使用一个不曾出现在\(T_1,T_2\)中的字符\(\texttt{@}\),并将其和\(T_1,T_2\)拼接起来,得到\(T=T_1\texttt{@}T_2\),其长度为\(n=n_1+n_2+1\)。对字符串\(T\)求出它的SA数组和LCP数组后,枚举\(T\)中每对排名相邻的后缀\(SA[i],SA[i-1]\)。如果这两个后缀来自\(T\)的不同部分(也就是其中一个来自\(T_1\),另一个来自\(T_2\))那么说明这两个后缀的最长公共前缀为\(T_1,T_2\)这两个字符串的子串之一,由于\(\texttt{@}\)不在\(T_1\)中,因此可以确保\(LCP\)不会恰好经过\(\texttt{@}\)。具体过程由程序LONGEST-COMMON-SUBSTRINGS给出。

1
2
3
4
5
6
7
8
9
10
11
12
13
14
15
16
17
18
19
20
LONGEST-COMMON-SUBSTRINGS(T1, T2, n1, n2)
T = T1 @ T2
n = n1 + n2 + 1
SA = COMPUTE-SUFFIX-ARRAY(T, n)
LCP = COMPUTE-LCP(T, SA, n)
len = 0
S = ∅
for i = 2 to n
l = SA[i - 1]
r = SA[i]
if min{l, r} <= n1 and max(l, r) > n1 + 1
if LCP[i] > len
len = LCP[i]
S = {min{l, r}}
else if lCP[i] == len
S = S ∪ {min{l, r}}
let string-list be a new array
for l in S
INSERT(string-list, T1[l : l + len - 1])
return string-list

32.5-4

这里首先需要解释一下这个约束\(SA[i-1]=n'-SA[i]-LCP[i]+2\)是怎么来的:

首先,\(T\)中有一个子串\([l,r]\)是回文串,那么在\(T'\)这个字符串中,其在后半段对应的位置中是\([l',r']\)。
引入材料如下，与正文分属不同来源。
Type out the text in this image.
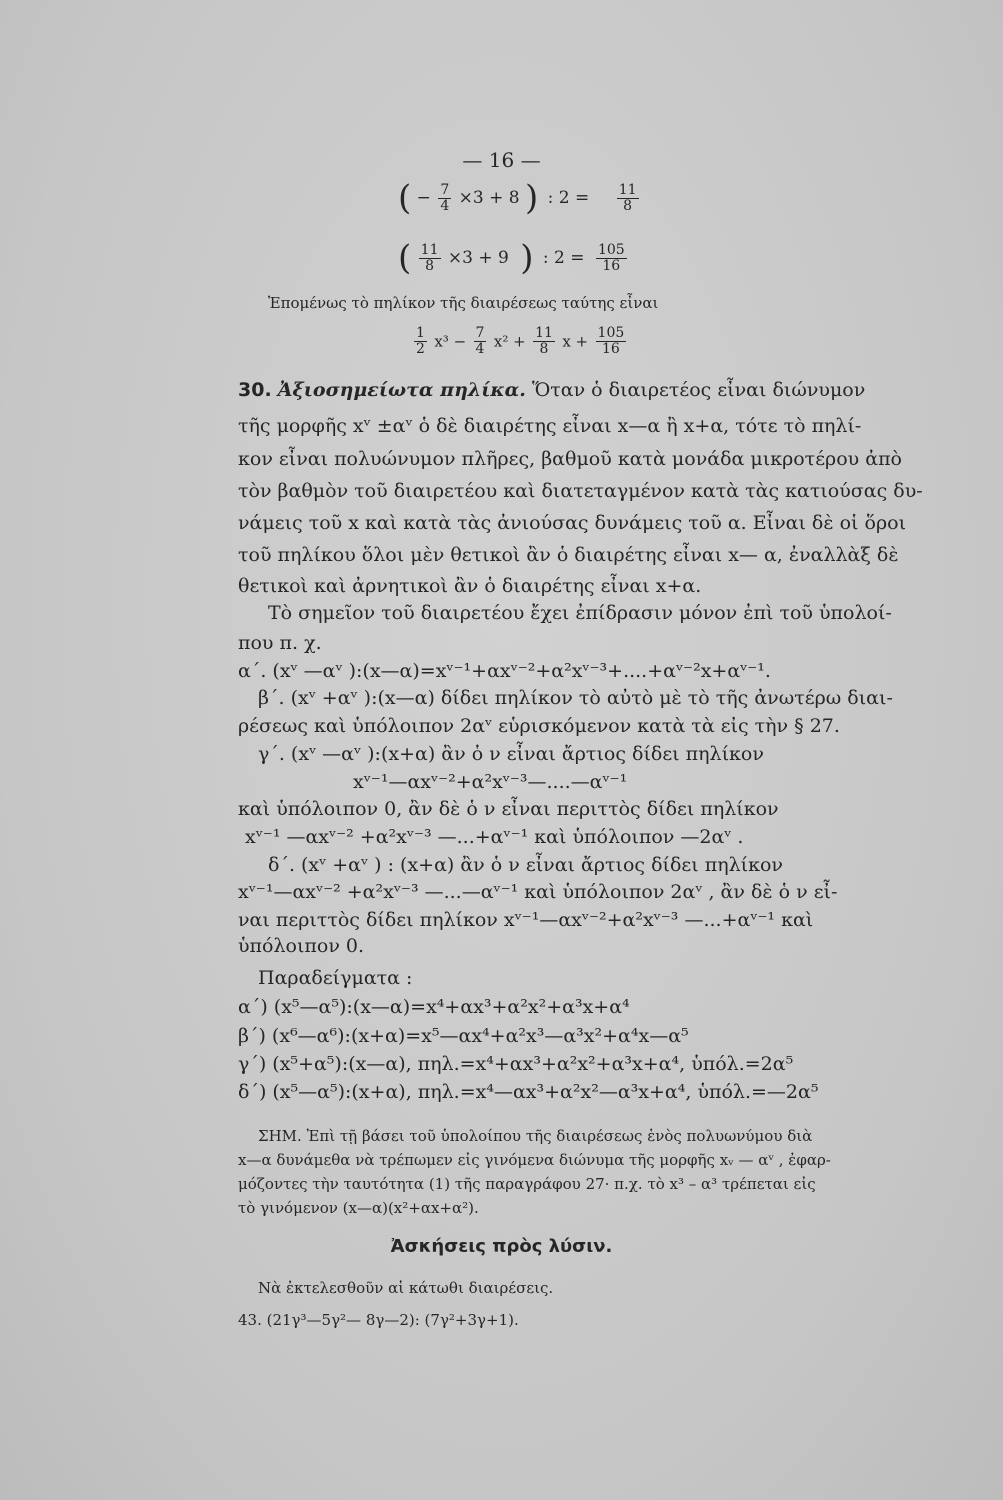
— 16 —
( − $\frac{7}{4} \times 3 + 8$ ) : $2 = \frac{11}{8}$
( $\frac{11}{8} \times 3 + 9$ ) : $2 = \frac{105}{16}$
Ἑπομένως τὸ πηλίκον τῆς διαιρέσεως ταύτης εἶναι
$\frac{1}{2} x^3 - \frac{7}{4} x^2 + \frac{11}{8}$ $x + \frac{105}{16}$
30. Ἀξιοσημείωτα πηλίκα. Ὅταν ὁ διαιρετέος εἶναι διώνυμον
τῆς μορφῆς xᵛ ±αᵛ ὁ δὲ διαιρέτης εἶναι x—α ἢ x+α, τότε τὸ πηλί-
κον εἶναι πολυώνυμον πλῆρες, βαθμοῦ κατὰ μονάδα μικροτέρου ἀπὸ
τὸν βαθμὸν τοῦ διαιρετέου καὶ διατεταγμένον κατὰ τὰς κατιούσας δυ-
νάμεις τοῦ x καὶ κατὰ τὰς ἀνιούσας δυνάμεις τοῦ α. Εἶναι δὲ οἱ ὅροι
τοῦ πηλίκου ὅλοι μὲν θετικοὶ ἂν ὁ διαιρέτης εἶναι x— α, ἐναλλὰξ δὲ
θετικοὶ καὶ ἀρνητικοὶ ἂν ὁ διαιρέτης εἶναι x+α.
Τὸ σημεῖον τοῦ διαιρετέου ἔχει ἐπίδρασιν μόνον ἐπὶ τοῦ ὑπολοί-
που π. χ.
α΄. (xᵛ —αᵛ ):(x—α)=xᵛ⁻¹+αxᵛ⁻²+α²xᵛ⁻³+....+αᵛ⁻²x+αᵛ⁻¹.
β΄. (xᵛ +αᵛ ):(x—α) δίδει πηλίκον τὸ αὐτὸ μὲ τὸ τῆς ἀνωτέρω διαι-
ρέσεως καὶ ὑπόλοιπον 2αᵛ εὑρισκόμενον κατὰ τὰ εἰς τὴν § 27.
γ΄. (xᵛ —αᵛ ):(x+α) ἂν ὁ ν εἶναι ἄρτιος δίδει πηλίκον
xᵛ⁻¹—αxᵛ⁻²+α²xᵛ⁻³—....—αᵛ⁻¹
καὶ ὑπόλοιπον 0, ἂν δὲ ὁ ν εἶναι περιττὸς δίδει πηλίκον
xᵛ⁻¹ —αxᵛ⁻² +α²xᵛ⁻³ —...+αᵛ⁻¹ καὶ ὑπόλοιπον —2αᵛ .
δ΄. (xᵛ +αᵛ ) : (x+α) ἂν ὁ ν εἶναι ἄρτιος δίδει πηλίκον
xᵛ⁻¹—αxᵛ⁻² +α²xᵛ⁻³ —...—αᵛ⁻¹ καὶ ὑπόλοιπον 2αᵛ , ἂν δὲ ὁ ν εἶ-
ναι περιττὸς δίδει πηλίκον xᵛ⁻¹—αxᵛ⁻²+α²xᵛ⁻³ —...+αᵛ⁻¹ καὶ
ὑπόλοιπον 0.
Παραδείγματα :
α΄) (x⁵—α⁵):(x—α)=x⁴+αx³+α²x²+α³x+α⁴
β΄) (x⁶—α⁶):(x+α)=x⁵—αx⁴+α²x³—α³x²+α⁴x—α⁵
γ΄) (x⁵+α⁵):(x—α), πηλ.=x⁴+αx³+α²x²+α³x+α⁴, ὑπόλ.=2α⁵
δ΄) (x⁵—α⁵):(x+α), πηλ.=x⁴—αx³+α²x²—α³x+α⁴, ὑπόλ.=—2α⁵
ΣΗΜ. Ἐπὶ τῇ βάσει τοῦ ὑπολοίπου τῆς διαιρέσεως ἑνὸς πολυωνύμου διὰ
x—α δυνάμεθα νὰ τρέπωμεν εἰς γινόμενα διώνυμα τῆς μορφῆς xᵥ — αᵛ , ἐφαρ-
μόζοντες τὴν ταυτότητα (1) τῆς παραγράφου 27· π.χ. τὸ x³ – α³ τρέπεται εἰς
τὸ γινόμενον (x—α)(x²+αx+α²).
Ἀσκήσεις πρὸς λύσιν.
Νὰ ἐκτελεσθοῦν αἱ κάτωθι διαιρέσεις.
43. (21γ³—5γ²— 8γ—2): (7γ²+3γ+1).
这意味着\(r-l+1=r'-l'+1=\text{len}\),由于\(T'\)的最后\(n\)个字符是由\(T\)反转而来,并且字符\(\texttt{@}\)处在下标\(\dfrac{n'+1}{2}\)中,因此有\(\dfrac{n'+1}{2}-r=l'-\dfrac{n'+1}{2}\)。最终联立上面两个式子可以得到\(n'+1=l'+l+\text{len}-1\),更进一步可以得到\(l'=n'-l-\text{len}+2\),和上面给定的约束很像。

因此,这个求解最长回文子串的算法的错误在于,它认为后缀\(T[l:]\)\(T[l':]\)\(SA\)数组中是相邻的,然而并非如此。

考虑字符串\(T=\texttt{abbcabb}\),那么有\(T'=\texttt{abbcabb@bbacbba}\)。等算法结束后,我们可以得到关于这个字符串的表格:

\(\begin{array}{cclc} i&SA[i]&\text{substring}&LCP[i]&SA[i-1]=n'-SA[i]-LCP[i]+2\\\hline 1&8&\texttt{@bbacbba}&0&\text{No}\\ 2&15&\texttt{a}&0&\text{No}\\ 3&5&\texttt{abb@bbacbba}&1&\text{No}\\ 4&1&\texttt{abbcabb@bbacbba}&3&\text{No}\\ 5&11&\texttt{acbba}&1&\text{No}\\ 6&7&\texttt{b@bbacbba}&0&\text{No}\\ 7&14&\texttt{ba}&1&\text{No}\\ 8&10&\texttt{bacbba}&2&\text{No}\\ 9&6&\texttt{bb@bbacbba}&1&\text{Yes}\\ 10&13&\texttt{bba}&2&\text{No}\\ 11&9&\texttt{bbacbba}&3&\text{No}\\ 12&2&\texttt{bbcabb@bbacbba}&2&\text{No}\\ 13&3&\texttt{bcabb@bbacbba}&1&\text{No}\\ 14&4&\texttt{cabb@bbacbba}&0&\text{No}\\ 15&12&\texttt{cbba}&1&\text{Yes}\\ \end{array}\)

由表格可知这个算法的输出结果为\(1\),但是实际上答案为\(2\)\(T\)一共有两个子串\(\texttt{bb}\)满足答案。其中一对\(\texttt{bb}\)及其在后半段的反转分别是\(T'[2:3],T'[13:14]\),但是在\(SA\)数组中,\(2\)\(13\)不相邻。同样的,另一对\(\texttt{bb}\)则及其反转分别是在\(T'[6:7],T'[9:10]\),但是在\(SA\)数组中,\(6\)\(10\)不相邻。

最终是因为约束\(SA[i-1]=n'-SA[i]-LCP[i]+2\)认为后缀\(T[l:]\)\(T[l':]\)\(SA\)数组中是相邻的,导致了错误。因此这个约束不正确。